Дом Грейнджеров был подсоединен к каминной сети еще с тех пор, как Гермиона была ребенком, так что ее маме было легко прийти уже через несколько минут. Но они казались самыми длинными минутами в истории, и Гарри не мог ничего сделать, кроме как в шоке стоять, облокотившись о кухонный стол, и вспоминать события вечера.
Когда он смотрел на тело, он только и мог думать о том, что это невозможно. Перед ним лежал взрослый человек. Если бы он когда-нибудь и стоял у тела Рона, то это должно было случиться тридцать лет назад, когда они были подростками. Когда они были детьми, он позволял себе думать об этом, учитывать возможность, что шансы того, что они выживут все трое, стремятся к нулю. По крайней мере один из них, думал он, не доживет до взрослой жизни. Он представлял эти сцены – свое собственное мертвое тело на полу… Гермиону… И Рона. Это одна из тех вещей, которые ты себе представляешь, но это невозможно. По крайней мере, он никогда не хотел, чтобы это было возможно.

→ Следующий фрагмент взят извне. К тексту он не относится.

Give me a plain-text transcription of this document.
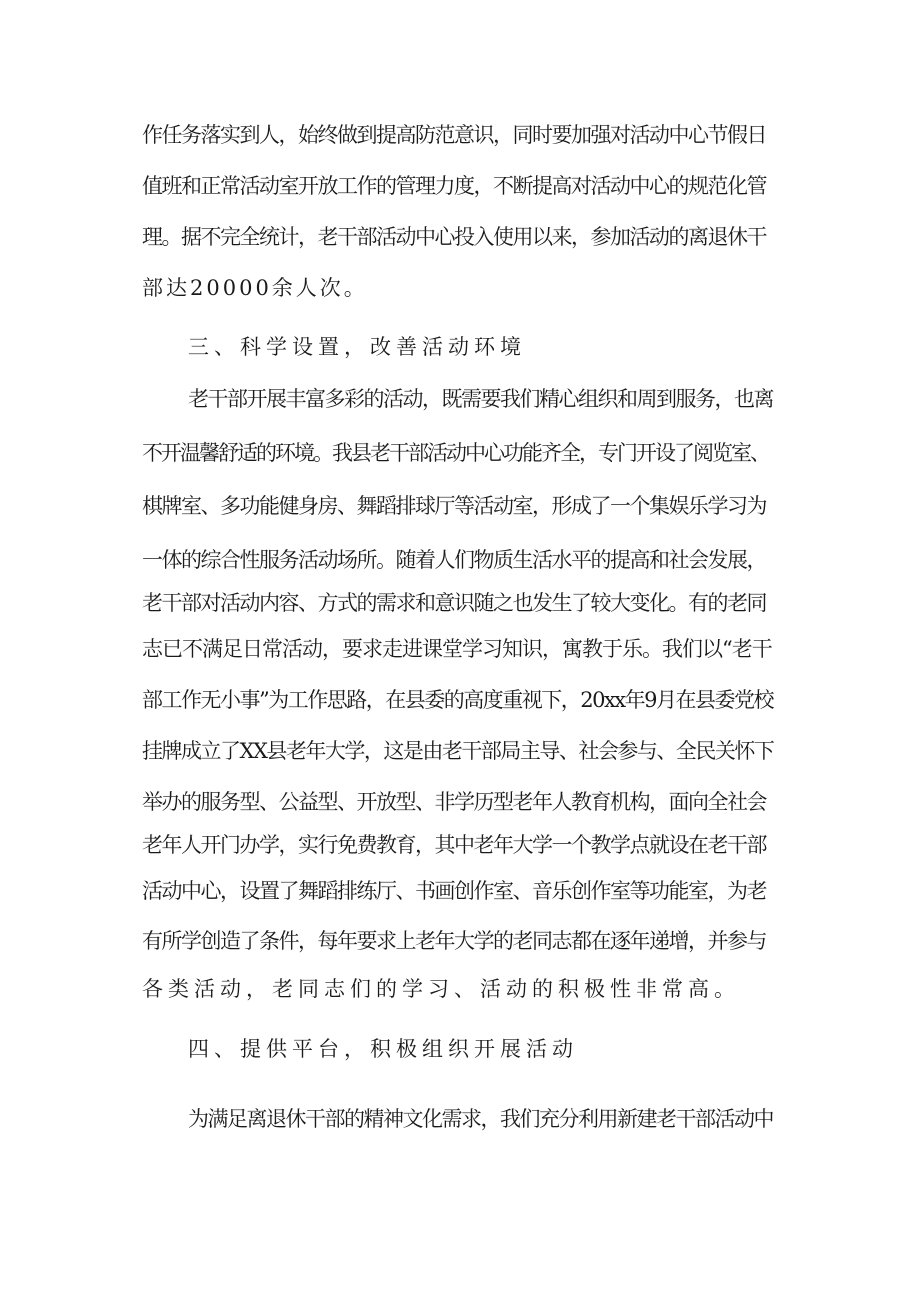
作任务落实到人，始终做到提高防范意识，同时要加强对活动中心节假日
值班和正常活动室开放工作的管理力度，不断提高对活动中心的规范化管
理。据不完全统计，老干部活动中心投入使用以来，参加活动的离退休干
部达20000余人次。
三、科学设置，改善活动环境
老干部开展丰富多彩的活动，既需要我们精心组织和周到服务，也离
不开温馨舒适的环境。我县老干部活动中心功能齐全，专门开设了阅览室、
棋牌室、多功能健身房、舞蹈排球厅等活动室，形成了一个集娱乐学习为
一体的综合性服务活动场所。随着人们物质生活水平的提高和社会发展，
老干部对活动内容、方式的需求和意识随之也发生了较大变化。有的老同
志已不满足日常活动，要求走进课堂学习知识，寓教于乐。我们以“老干
部工作无小事”为工作思路，在县委的高度重视下，20xx年9月在县委党校
挂牌成立了XX县老年大学，这是由老干部局主导、社会参与、全民关怀下
举办的服务型、公益型、开放型、非学历型老年人教育机构，面向全社会
老年人开门办学，实行免费教育，其中老年大学一个教学点就设在老干部
活动中心，设置了舞蹈排练厅、书画创作室、音乐创作室等功能室，为老
有所学创造了条件，每年要求上老年大学的老同志都在逐年递增，并参与
各类活动，老同志们的学习、活动的积极性非常高。
四、提供平台，积极组织开展活动
为满足离退休干部的精神文化需求，我们充分利用新建老干部活动中
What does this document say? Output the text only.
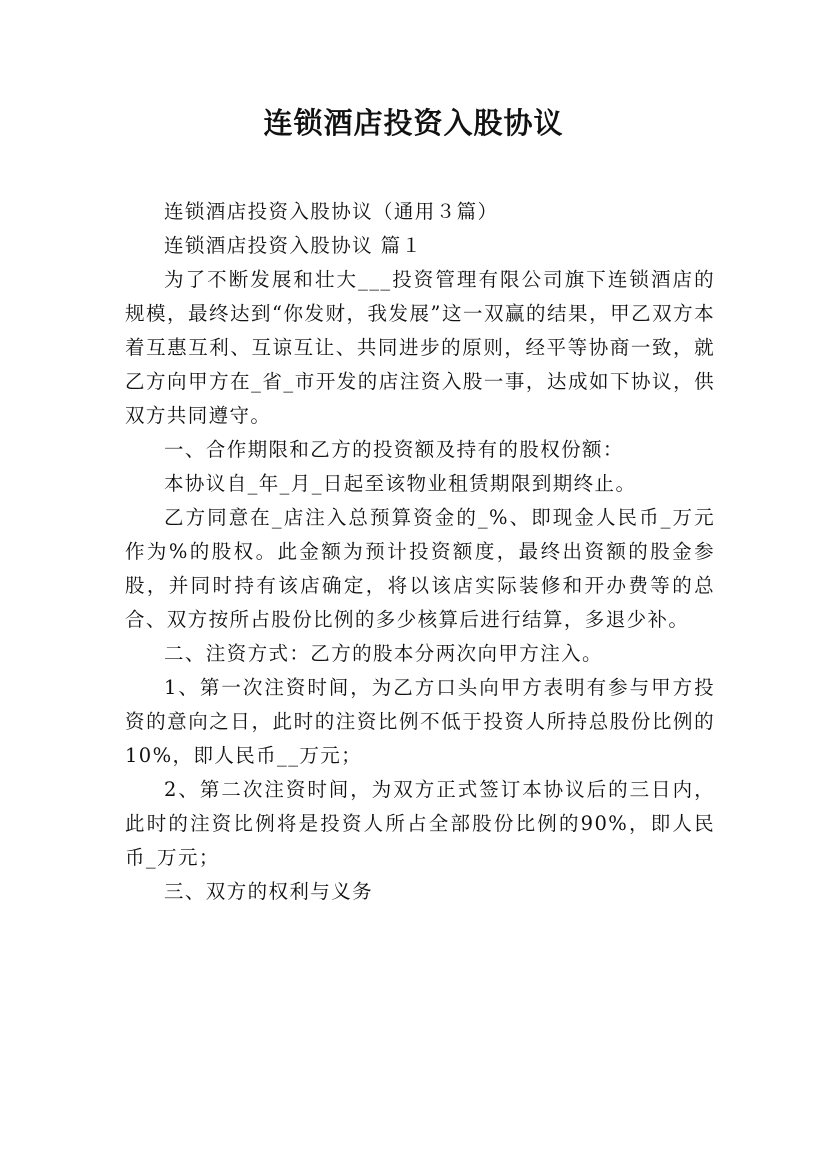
连锁酒店投资入股协议

连锁酒店投资入股协议（通用３篇）

连锁酒店投资入股协议 篇１

为了不断发展和壮大___投资管理有限公司旗下连锁酒店的规模，最终达到“你发财，我发展”这一双赢的结果，甲乙双方本着互惠互利、互谅互让、共同进步的原则，经平等协商一致，就乙方向甲方在_省_市开发的店注资入股一事，达成如下协议，供双方共同遵守。

一、合作期限和乙方的投资额及持有的股权份额：

本协议自_年_月_日起至该物业租赁期限到期终止。

乙方同意在_店注入总预算资金的_%、即现金人民币_万元作为%的股权。此金额为预计投资额度，最终出资额的股金参股，并同时持有该店确定，将以该店实际装修和开办费等的总合、双方按所占股份比例的多少核算后进行结算，多退少补。

二、注资方式：乙方的股本分两次向甲方注入。

1、第一次注资时间，为乙方口头向甲方表明有参与甲方投资的意向之日，此时的注资比例不低于投资人所持总股份比例的10%，即人民币__万元；

2、第二次注资时间，为双方正式签订本协议后的三日内，此时的注资比例将是投资人所占全部股份比例的90%，即人民币_万元；

三、双方的权利与义务
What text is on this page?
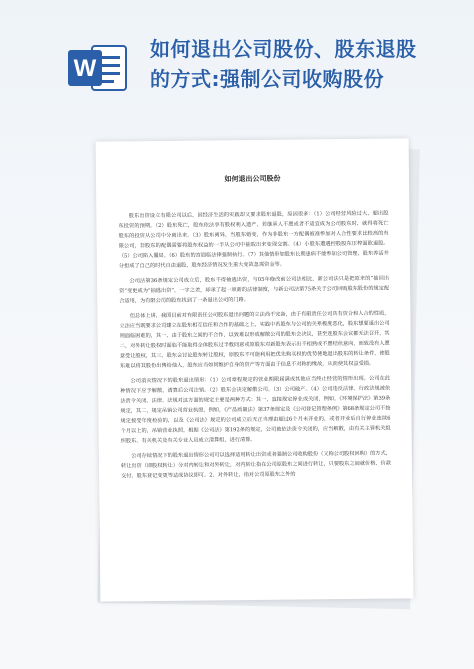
W
如何退出公司股份、股东退股
的方式:强制公司收购股份
如何退出公司股份

股东出资设立有限公司以后，因经济生活的实践却又要求股东退股，原因很多：（1）公司经营风险过大，超出股东投资的预期。（2）股东死亡，股东依法享有股权利入遗产，若继承人不愿或者不适宜成为公司股东时，就得将死亡股东的投资从公司中分离出来。（3）股东离异，当股东婚变，作为非股东一方配偶被准参加对人合性要求比较高的有限公司，非股东的配偶需要将股东权益的一半从公司中抽取出来变现交割。（4）小股东遭遇控股股东压榨面欧退股。（5）公司陷入僵局。（6）股东的宫面临法律强制执行。（7）其他情形如股东长期患病不能参加公司管理，股东养活并分担成了自己的时代自由退股，股东经济情况发生重大变故急需资金等。

公司法第36条规定公司成立后，股东不得抽逃出资，与05年修改前公司法相比，新公司法只是把原来的“抽回出资”变更成为“抽逃出资”，一字之差，却承了起一项新的法律制度，与新公司法第75条关于公司回购股东股份的规定配合适用，为有限公司的股东找到了一条退出公司的门路。

但总体上讲，我国目前对有限责任公司股东退出问题的立法尚不完备，由于有限责任公司具有资合和人合的性质，立法应当既要求公司建立在股东相互信任和合作的基础之上，实践中若股东与公司的关系极度恶化，股东想要退出公司则面临困难的，其一，由于股东之间的不合作，以致难以形成解散公司的股东会决议，甚至连股东会议都无法召开，其二，对外转让股权时面临不能取得全体股东过半数同意或原股东对新股东表示出不相熟或不愿结伙意向，而致没有人愿意受让股权，其三，股东会讨论股东转让股权，原股东不可能利用把优先购买权的优势使地退出股东的转让条件，使股东难以将其股份出售给他人，股东应当如何维护自身的资产等方面由于信息不对称的缘故，从而使其权益受损。

公司消灭情况下的股东退出情形：（1）公司章程规定的营业期限届满或其他应当终止经营的情形出现。公司在此种情况下应予解散，清算后公司注销。（2）股东会决定解散公司。（3）公司破产。（4）公司违反法律、行政法规被依法责令关闭、法律、法规对这方面的规定主要是两种方式：其一，直接规定停业或关闭，例如，《环境保护法》第39条规定，其二，规定吊销公司营业执照，例如，《产品质量法》第37条规定及《公司登记管理条例》第68条规定公司不按规定接受年度检验的，以及《公司法》规定的公司成立后无正当理由超过6个月未开业的，或者开业后自行停业连续6个月以上的，吊销营业执照，根据《公司法》第192条的规定，公司被依法责令关闭的，应当解散，由有关主管机关组织股东、有关机关及有关专业人员成立清算组，进行清算。

公司存续情况下的股东退出情形公司可以选择适用转让出资或者强制公司收购股份（又称公司股权回购）的方式，转让出资（即股权转让）分对内转让和对外转让，对内转让指在公司原股东之间进行转让，只要股东之间就价格、价款交付、股东登记变更等达成协议即可。2、对外转让，指对公司原股东之外的
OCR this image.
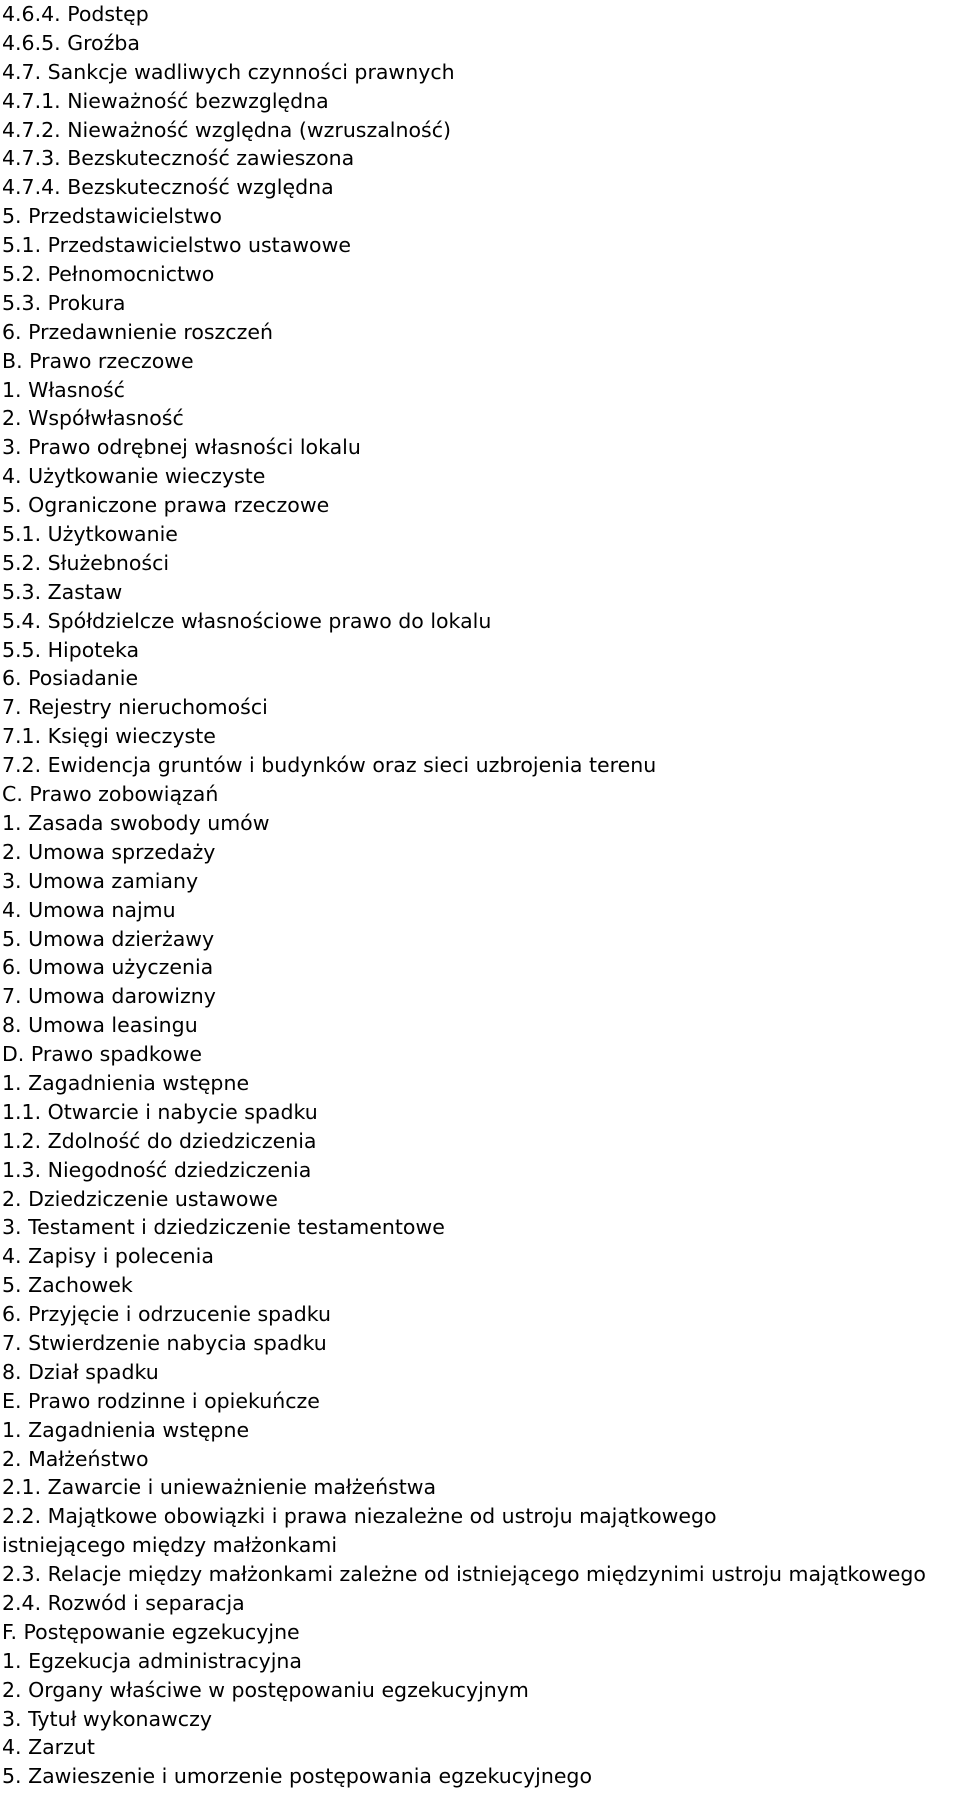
4.6.4. Podstęp
4.6.5. Groźba
4.7. Sankcje wadliwych czynności prawnych
4.7.1. Nieważność bezwzględna
4.7.2. Nieważność względna (wzruszalność)
4.7.3. Bezskuteczność zawieszona
4.7.4. Bezskuteczność względna
5. Przedstawicielstwo
5.1. Przedstawicielstwo ustawowe
5.2. Pełnomocnictwo
5.3. Prokura
6. Przedawnienie roszczeń
B. Prawo rzeczowe
1. Własność
2. Współwłasność
3. Prawo odrębnej własności lokalu
4. Użytkowanie wieczyste
5. Ograniczone prawa rzeczowe
5.1. Użytkowanie
5.2. Służebności
5.3. Zastaw
5.4. Spółdzielcze własnościowe prawo do lokalu
5.5. Hipoteka
6. Posiadanie
7. Rejestry nieruchomości
7.1. Księgi wieczyste
7.2. Ewidencja gruntów i budynków oraz sieci uzbrojenia terenu
C. Prawo zobowiązań
1. Zasada swobody umów
2. Umowa sprzedaży
3. Umowa zamiany
4. Umowa najmu
5. Umowa dzierżawy
6. Umowa użyczenia
7. Umowa darowizny
8. Umowa leasingu
D. Prawo spadkowe
1. Zagadnienia wstępne
1.1. Otwarcie i nabycie spadku
1.2. Zdolność do dziedziczenia
1.3. Niegodność dziedziczenia
2. Dziedziczenie ustawowe
3. Testament i dziedziczenie testamentowe
4. Zapisy i polecenia
5. Zachowek
6. Przyjęcie i odrzucenie spadku
7. Stwierdzenie nabycia spadku
8. Dział spadku
E. Prawo rodzinne i opiekuńcze
1. Zagadnienia wstępne
2. Małżeństwo
2.1. Zawarcie i unieważnienie małżeństwa
2.2. Majątkowe obowiązki i prawa niezależne od ustroju majątkowego
istniejącego między małżonkami
2.3. Relacje między małżonkami zależne od istniejącego międzynimi ustroju majątkowego
2.4. Rozwód i separacja
F. Postępowanie egzekucyjne
1. Egzekucja administracyjna
2. Organy właściwe w postępowaniu egzekucyjnym
3. Tytuł wykonawczy
4. Zarzut
5. Zawieszenie i umorzenie postępowania egzekucyjnego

И вот Рон был здесь. Или, скорее, его тело было здесь. Мертвое, на полу. Прямо перед ним. И когда Гарри стоял и смотрел на него, он думал, сколько всего теперь пропустит Рон. Он не увидит, как Роуз наконец станет целителем… Не увидит ребенка Хьюго… Он даже не обнимет Лэндона на прощание утром его первого дня в Хогвартсе. И кто может сказать, как многое он пропустит в жизни Гермионы? Она уже была сверхуспешна, и у нее был потенциал добиться еще многого. Нельзя сказать, чего еще она может достичь в следующие двадцать или около того лет.
И он пропустит все это.
Миссис Грейнджер пришла через несколько минут, и Гарри понял, что, наверное, он поднял ее из постели. Он услышал ее в гостиной и пошел встретить. Она прямо посмотрела на него, и он был уверен, что она уже все знала. Она все еще пыталась, полагал он, сохранять хоть какую-то надежду на то, что она могла ошибиться. Она взглянула ему в глаза, и он не смог это скрыть. Она поняла сразу и подняла руку ко рту, и ее глаза налились слезами.
– Где она? – шепотом спросила она, и Гарри почувствовал себя перед ней ужасно виноватым. Она все еще не оправилась после смерти своего мужа, это случилось всего несколько месяцев назад. Теперь же ей придется иметь дело и с этим.
Чувствуя, как вина нарастает в нем, он отвел глаза и уставился на ковер.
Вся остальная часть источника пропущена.